We are all limited by our biases and ability to process sensory data, we are all susceptible to believing our own perceptions are better than everyone else’s and being over-confident in our ability to perceive reality … therefore we all need to be humble enough to admit that our perception and instincts are biased and incomplete, yet confident enough to build on them by thinking slowly and deeply to get to a better level of understanding.
This is not to ignore instinct entirely (what Kahneman calls “system one thinking” or “thinking fast”) but let’s demystify it: it’s not magical, it’s not the divine spirit speaking to you, it’s your brain reading the signs and jumping to risk-averse conclusions based on innate instincts and life experience.
This is helpful at a survival level. If you’re mucking about on the Savanna and you spot a lion, it’s best to assume the worst and get out of the way. You may be missing out on the chance to pet a friendly lion, but it’s much more likely you’re saving your skin. Unfortunately the same life-saving mechanisms can mean that you will be likely to assume similarly negative intentions if you spot an unknown person that doesn’t appear to think the same way you do. Your amygdala might just as quickly flip you into fight or flight before you even know what’s going on. Again this makes sense if you’re trying to survive on the Savanna where these behaviours evolved, but they work less well in the office.
But they’re not entirely wrong, and instincts in a context where we have a lot of experience are very useful. Driving a car is an example Kahneman uses a lot, and your instincts to brake before you even see the danger is a great example of system 1 doing its job very well. Instinct is not just a load of biasy background noise, it is information, but it’s incomplete error-strewn information and should be treated as such.
The problem I’m talking about here is how we overuse it when judging the performance of others in the workplace.
How is performance-truth decided in your organisation?
Is it through fast (“System 1”) thinking by seniors who just know who’s rocking and who’s rubbish?
Do they jump to conclusion based on proxies like good communication skills, or irrelevant measures like charm? Do they really examine the quality of thinking of the your intervention, or is everything welcomed with a nod but not really engaged with? Is there a bias to get things done today – by COP* – or is there a sensible discussion about where the balance between “quick” and “good” sits for each task? Are you judged by your internal “visibility” rather than your impact on customers? Are you judged on short-term deliverables within the appraisal cycle that fit the SMART objective acronym, or is there a deeper systems-thinking approach that understands more subtle work?

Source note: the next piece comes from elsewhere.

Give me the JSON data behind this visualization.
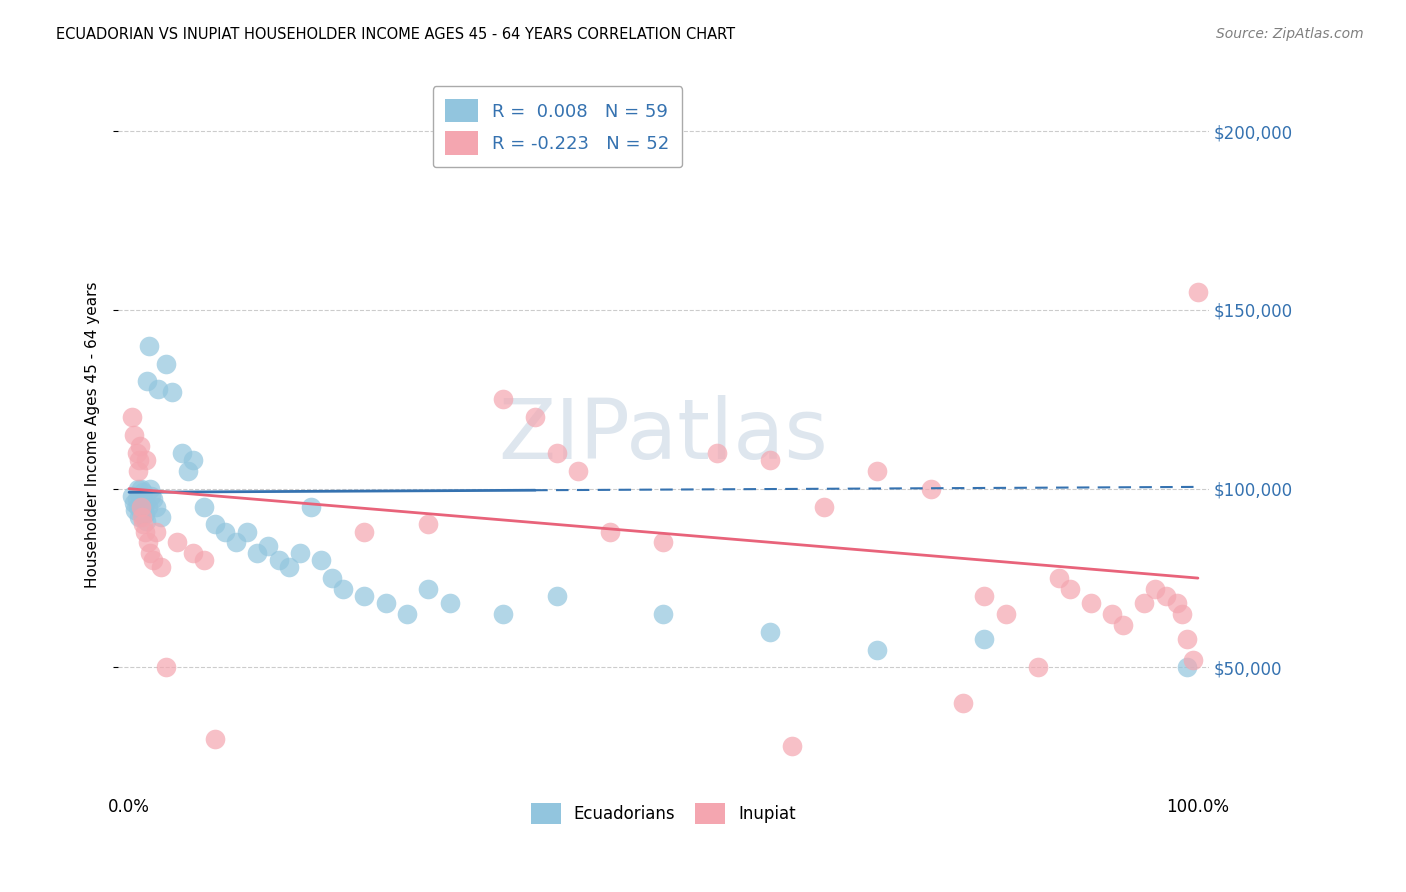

If it is true that you get what you measure, and that recognition is a key part of motivation, then having highly-skilled humble “slow thinkers” who can understand systems and think long-term is essential to building a high-performing highly-motivated team.
Some references and notes
Link to a useful article on Kahneman and Twersky’s research on heuristics: Why Do We Take Mental Shortucts: Heuristics Explained on The Decision Lab website
* COP, usually pronounced “cop” is a cricketing term (“close of play”) and is used in many British workplaces instead of the more usual COB (“close of business”).